Правда, мифологема "Льда" не очень оригинальна: сокращенный пересказ гностиков , чуть не Василида и Валентина , в современных изводах. Тут и философы-то надоедают, так как вынуждены все объяснять (на то и гнозис, знание "как на самом деле"); а в художественной литературе это вообще трудно сносить. Но - разработка темы временами эту неоригинальность мифологии одолевает. В первой части - за счет напряженных сюжетных ходов, в четвертой - "снятием" мифа с помощью прекрасно выписанного детского сознания. Словом, если "Лед" не лучшая вещь Сорокина, то все же лучше, что она существует, чем если бы ее не было. На этом смелом утверждении и остановлюсь. Перечитав, вижу, что суждения получились несколько высокомерными, но это потому, что я "экономил" на оговорках (таких, как "на мой взгляд"). Их, впрочем, каждый может расставить там, где сочтет нужным. Что до меня, то, при всех своих претензиях, я все же получил удовольствие от чтения, а это главное. И рецензию не написал.

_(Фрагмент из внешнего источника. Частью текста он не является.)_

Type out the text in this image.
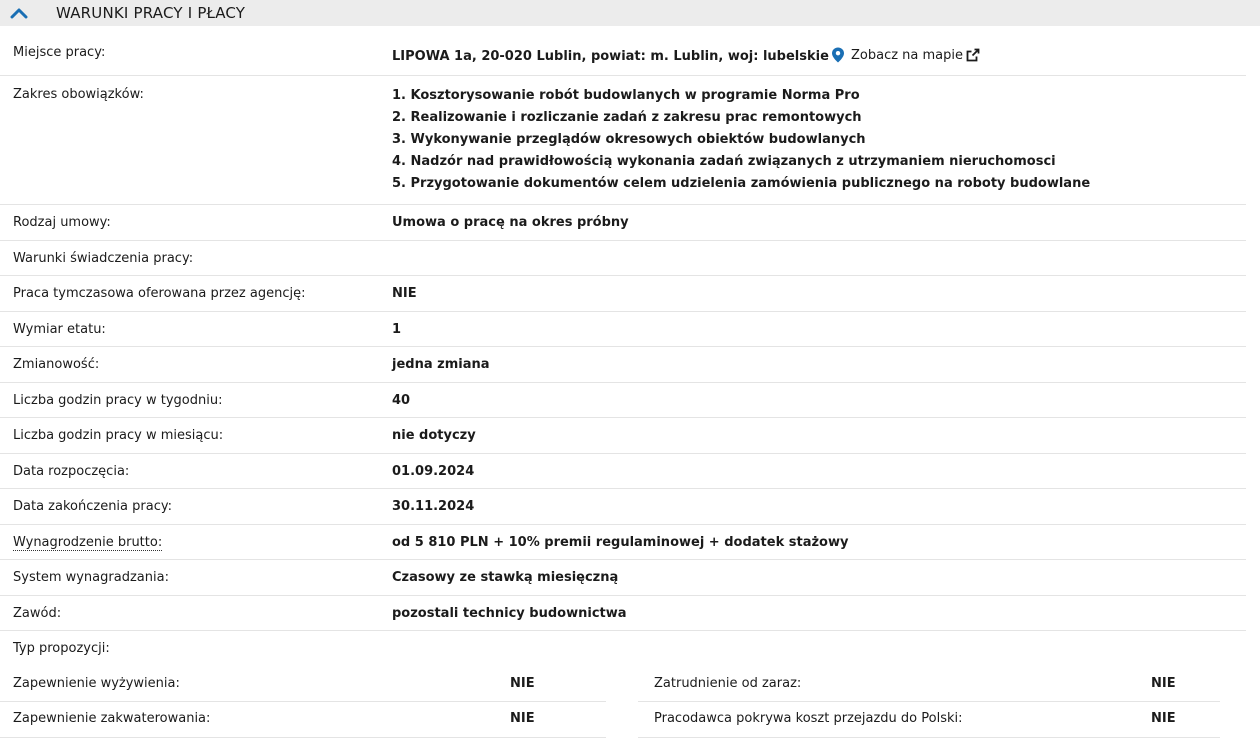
WARUNKI PRACY I PŁACY
Miejsce pracy:	LIPOWA 1a, 20-020 Lublin, powiat: m. Lublin, woj: lubelskie Zobacz na mapie
Zakres obowiązków:	1. Kosztorysowanie robót budowlanych w programie Norma Pro
2. Realizowanie i rozliczanie zadań z zakresu prac remontowych
3. Wykonywanie przeglądów okresowych obiektów budowlanych
4. Nadzór nad prawidłowością wykonania zadań związanych z utrzymaniem nieruchomosci
5. Przygotowanie dokumentów celem udzielenia zamówienia publicznego na roboty budowlane
Rodzaj umowy:	Umowa o pracę na okres próbny
Warunki świadczenia pracy:
Praca tymczasowa oferowana przez agencję:	NIE
Wymiar etatu:	1
Zmianowość:	jedna zmiana
Liczba godzin pracy w tygodniu:	40
Liczba godzin pracy w miesiącu:	nie dotyczy
Data rozpoczęcia:	01.09.2024
Data zakończenia pracy:	30.11.2024
Wynagrodzenie brutto:	od 5 810 PLN + 10% premii regulaminowej + dodatek stażowy
System wynagradzania:	Czasowy ze stawką miesięczną
Zawód:	pozostali technicy budownictwa
Typ propozycji:
Zapewnienie wyżywienia:	NIE
Zapewnienie zakwaterowania:	NIE
Zatrudnienie od zaraz:	NIE
Pracodawca pokrywa koszt przejazdu do Polski:	NIE
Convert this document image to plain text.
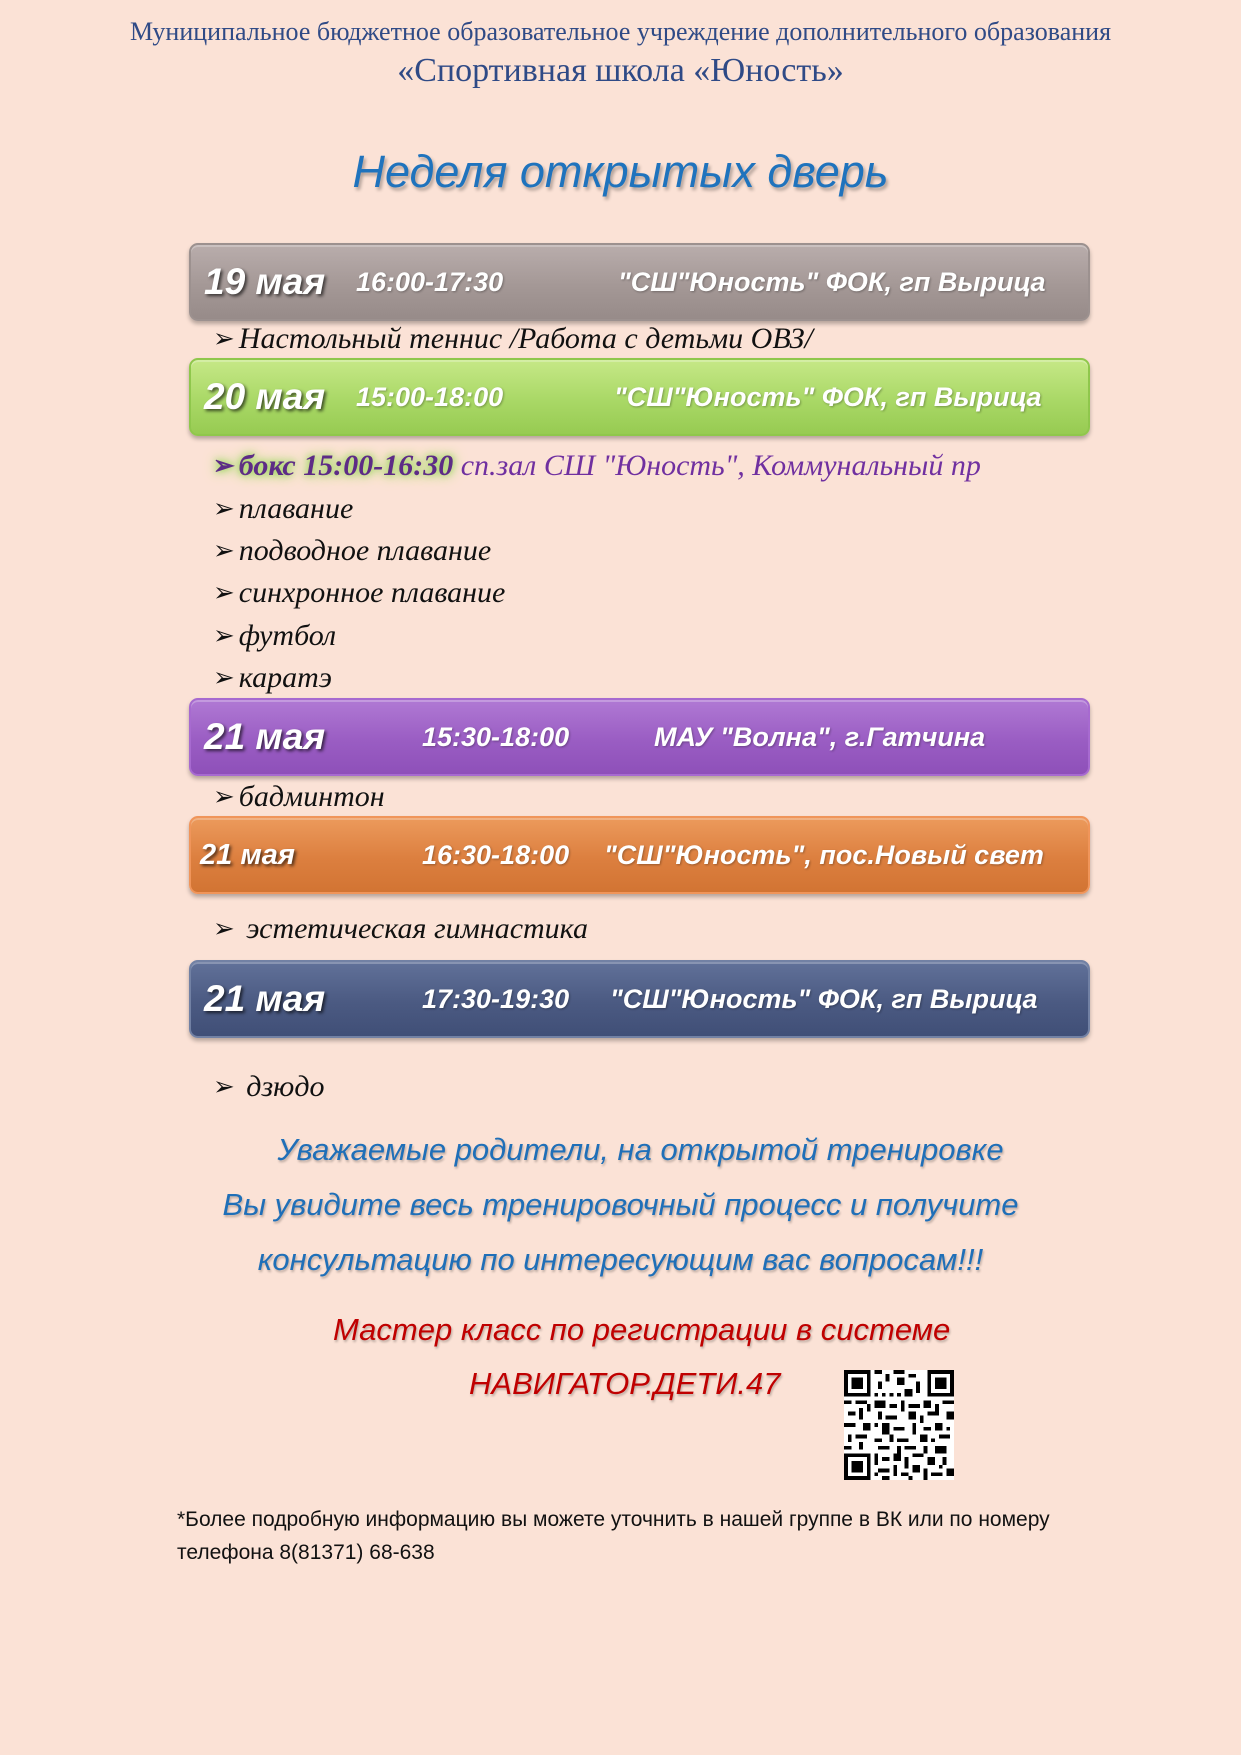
Муниципальное бюджетное образовательное учреждение дополнительного образования

«Спортивная школа «Юность»

Неделя открытых дверь
19 мая 16:00-17:30	"СШ"Юность" ФОК, гп Вырица
➢ Настольный теннис /Работа с детьми ОВЗ/
20 мая 15:00-18:00	"СШ"Юность" ФОК, гп Вырица
➢ бокс 15:00-16:30 сп.зал СШ "Юность", Коммунальный пр
➢ плавание
➢ подводное плавание
➢ синхронное плавание
➢ футбол
➢ каратэ
21 мая	15:30-18:00	МАУ "Волна", г.Гатчина
➢ бадминтон
21 мая	16:30-18:00 "СШ"Юность", пос.Новый свет
➢ эстетическая гимнастика
21 мая	17:30-19:30 "СШ"Юность" ФОК, гп Вырица
➢ дзюдо
Уважаемые родители, на открытой тренировке
Вы увидите весь тренировочный процесс и получите
консультацию по интересующим вас вопросам!!!
Мастер класс по регистрации в системе
НАВИГАТОР.ДЕТИ.47

*Более подробную информацию вы можете уточнить в нашей группе в ВК или по номеру телефона 8(81371) 68-638
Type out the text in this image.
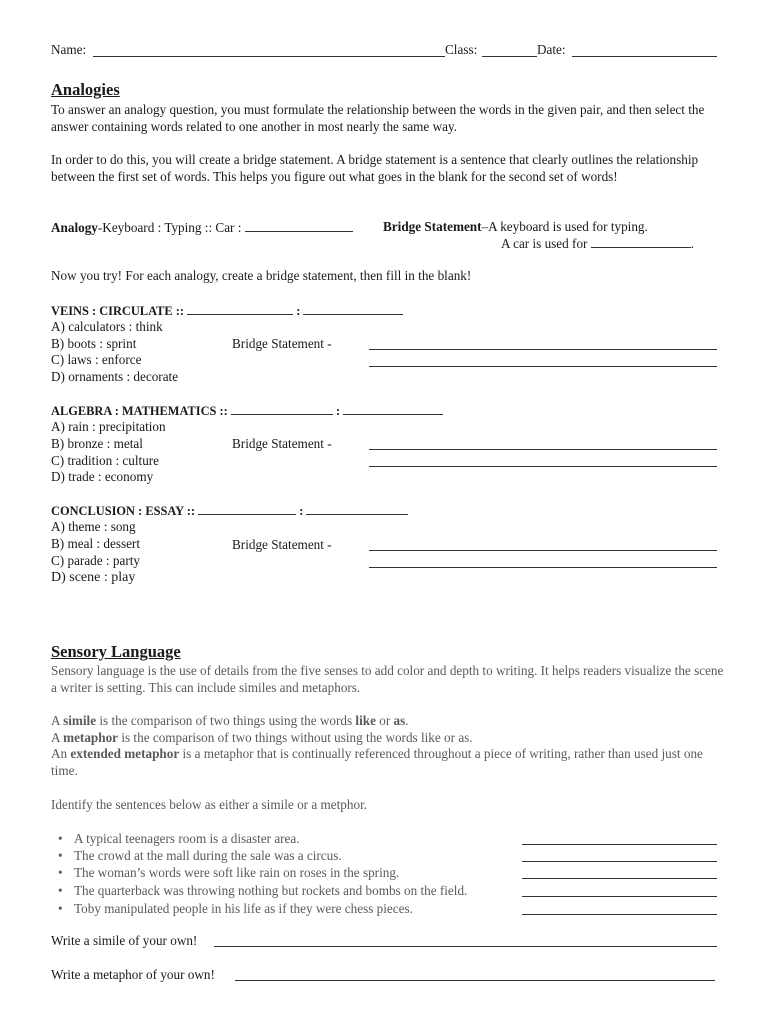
Name:	Class:	Date:
Analogies
To answer an analogy question, you must formulate the relationship between the words in the given pair, and then select the answer containing words related to one another in most nearly the same way.
In order to do this, you will create a bridge statement. A bridge statement is a sentence that clearly outlines the relationship between the first set of words. This helps you figure out what goes in the blank for the second set of words!
Analogy-Keyboard : Typing :: Car :	Bridge Statement–A keyboard is used for typing.
A car is used for	.
Now you try! For each analogy, create a bridge statement, then fill in the blank!
VEINS : CIRCULATE ::	:
A) calculators : think
B) boots : sprint
C) laws : enforce
D) ornaments : decorate
Bridge Statement -
ALGEBRA : MATHEMATICS ::	:
A) rain : precipitation
B) bronze : metal
C) tradition : culture
D) trade : economy
Bridge Statement -
CONCLUSION : ESSAY ::	:
A) theme : song
B) meal : dessert
C) parade : party
D) scene : play
Bridge Statement -
Sensory Language
Sensory language is the use of details from the five senses to add color and depth to writing. It helps readers visualize the scene a writer is setting. This can include similes and metaphors.
A simile is the comparison of two things using the words like or as.
A metaphor is the comparison of two things without using the words like or as.
An extended metaphor is a metaphor that is continually referenced throughout a piece of writing, rather than used just one time.
Identify the sentences below as either a simile or a metphor.
• A typical teenagers room is a disaster area.
• The crowd at the mall during the sale was a circus.
• The woman’s words were soft like rain on roses in the spring.
• The quarterback was throwing nothing but rockets and bombs on the field.
• Toby manipulated people in his life as if they were chess pieces.
Write a simile of your own!
Write a metaphor of your own!
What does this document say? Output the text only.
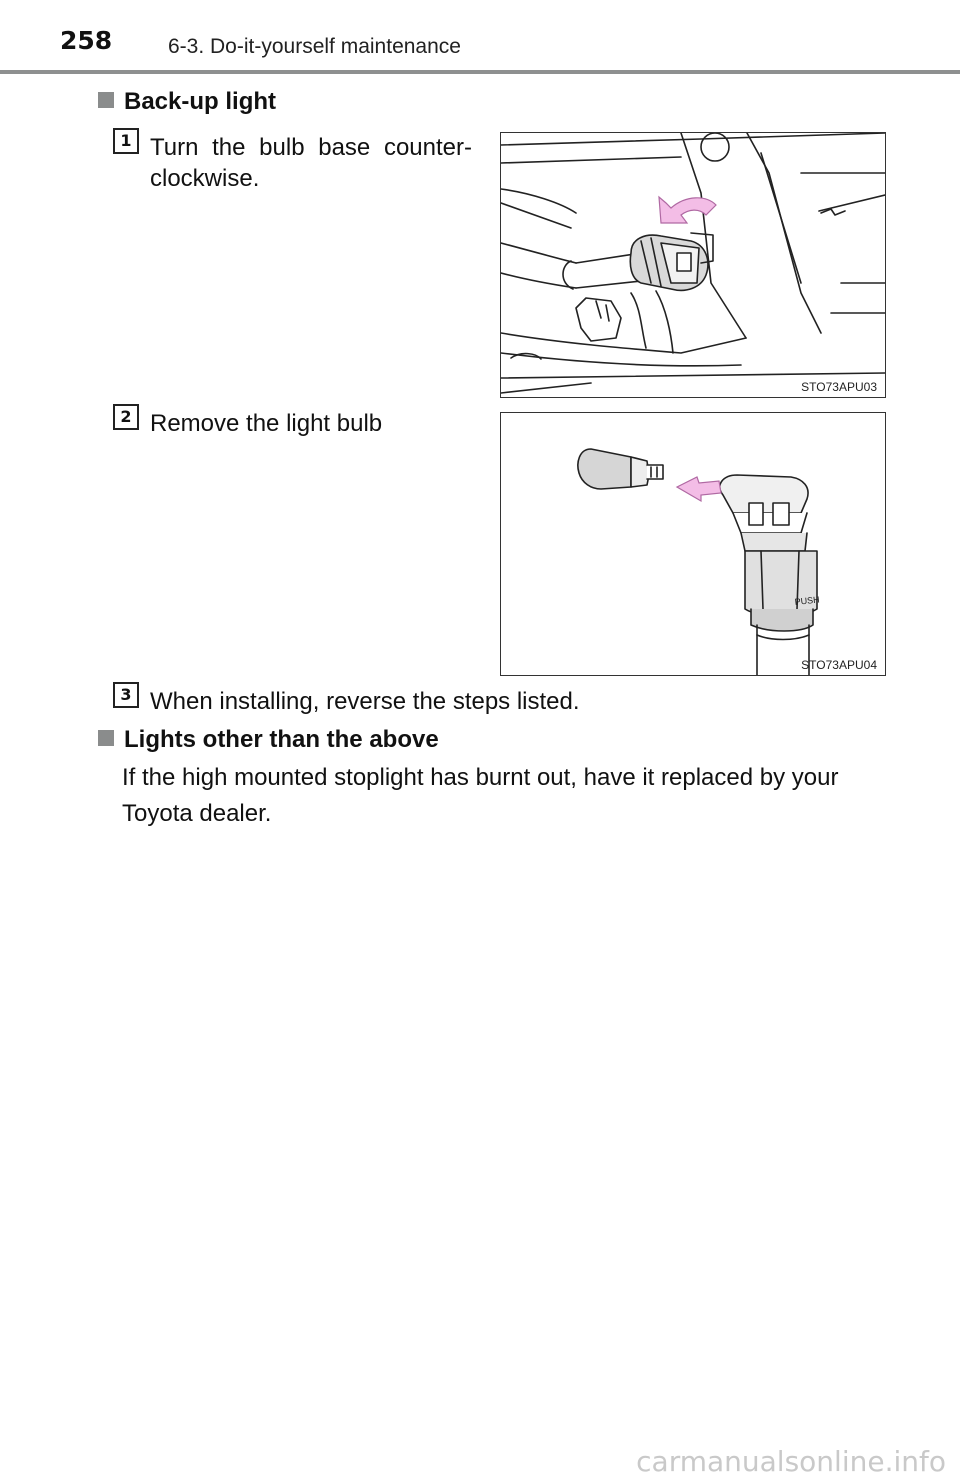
258	6-3. Do-it-yourself maintenance
Back-up light
1 Turn the bulb base counter-clockwise.
STO73APU03
2 Remove the light bulb
PUSH
STO73APU04
3 When installing, reverse the steps listed.
Lights other than the above
If the high mounted stoplight has burnt out, have it replaced by your Toyota dealer.
carmanualsonline.info
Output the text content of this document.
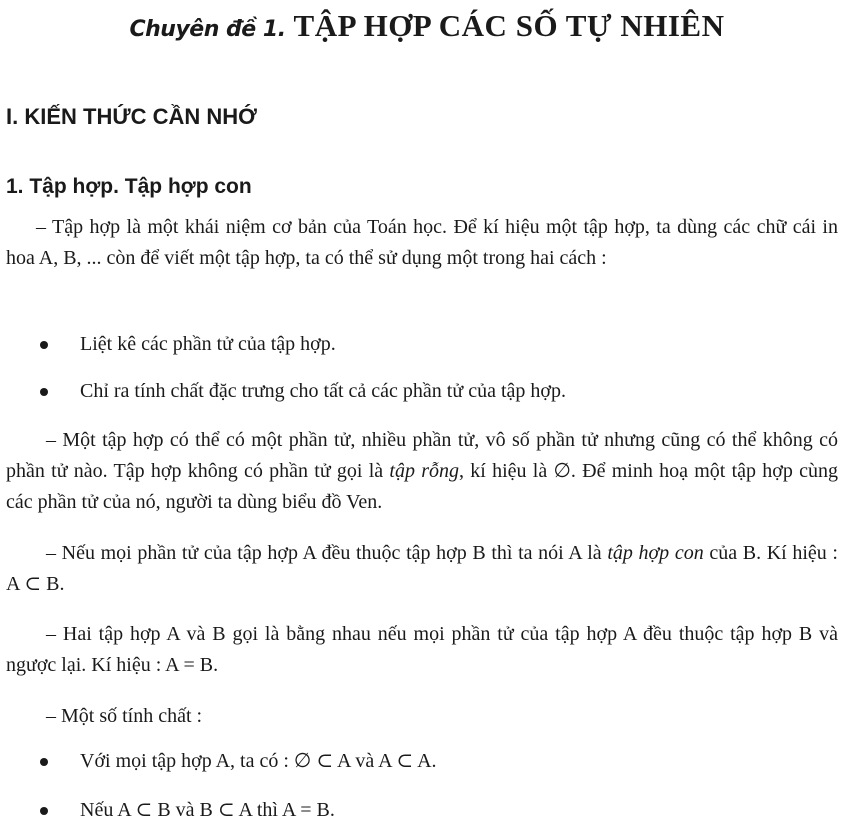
Chuyên đề 1. TẬP HỢP CÁC SỐ TỰ NHIÊN
I. KIẾN THỨC CẦN NHỚ
1. Tập hợp. Tập hợp con
– Tập hợp là một khái niệm cơ bản của Toán học. Để kí hiệu một tập hợp, ta dùng các chữ cái in hoa A, B, ... còn để viết một tập hợp, ta có thể sử dụng một trong hai cách :
Liệt kê các phần tử của tập hợp.
Chỉ ra tính chất đặc trưng cho tất cả các phần tử của tập hợp.
– Một tập hợp có thể có một phần tử, nhiều phần tử, vô số phần tử nhưng cũng có thể không có phần tử nào. Tập hợp không có phần tử gọi là tập rỗng, kí hiệu là ∅. Để minh hoạ một tập hợp cùng các phần tử của nó, người ta dùng biểu đồ Ven.
– Nếu mọi phần tử của tập hợp A đều thuộc tập hợp B thì ta nói A là tập hợp con của B. Kí hiệu : A ⊂ B.
– Hai tập hợp A và B gọi là bằng nhau nếu mọi phần tử của tập hợp A đều thuộc tập hợp B và ngược lại. Kí hiệu : A = B.
– Một số tính chất :
Với mọi tập hợp A, ta có : ∅ ⊂ A và A ⊂ A.
Nếu A ⊂ B và B ⊂ A thì A = B.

P.S. Эта заметка была готова, когда в РЖ появилась статья Дмитрия Бавильского "Голем, русская версия" . Не удержавшись, прочел. Не удержусь и от спора. Читатель может судить сам. Но без четвертой части "Льда" (которая кажется Бавильскому лишней) миф о жестоких синеглазках так и остался бы "правдой" - а вместе с ним и взгляд на все человечество как на скопище машин из мяса. Давно замечено, что в крайних своих выводах учение гностиков - любое - допускает и требует жестокость. Но утро из жизни маленького мальчика (которое написать так, как это сделал Сорокин, очень и очень трудно), жизнь существа, чье незнание столь восхитительно невинно, - превращает, в конце концов, сложную конструкцию текста в литературу. И тут я говорю не "вообще", а именно о Сорокине.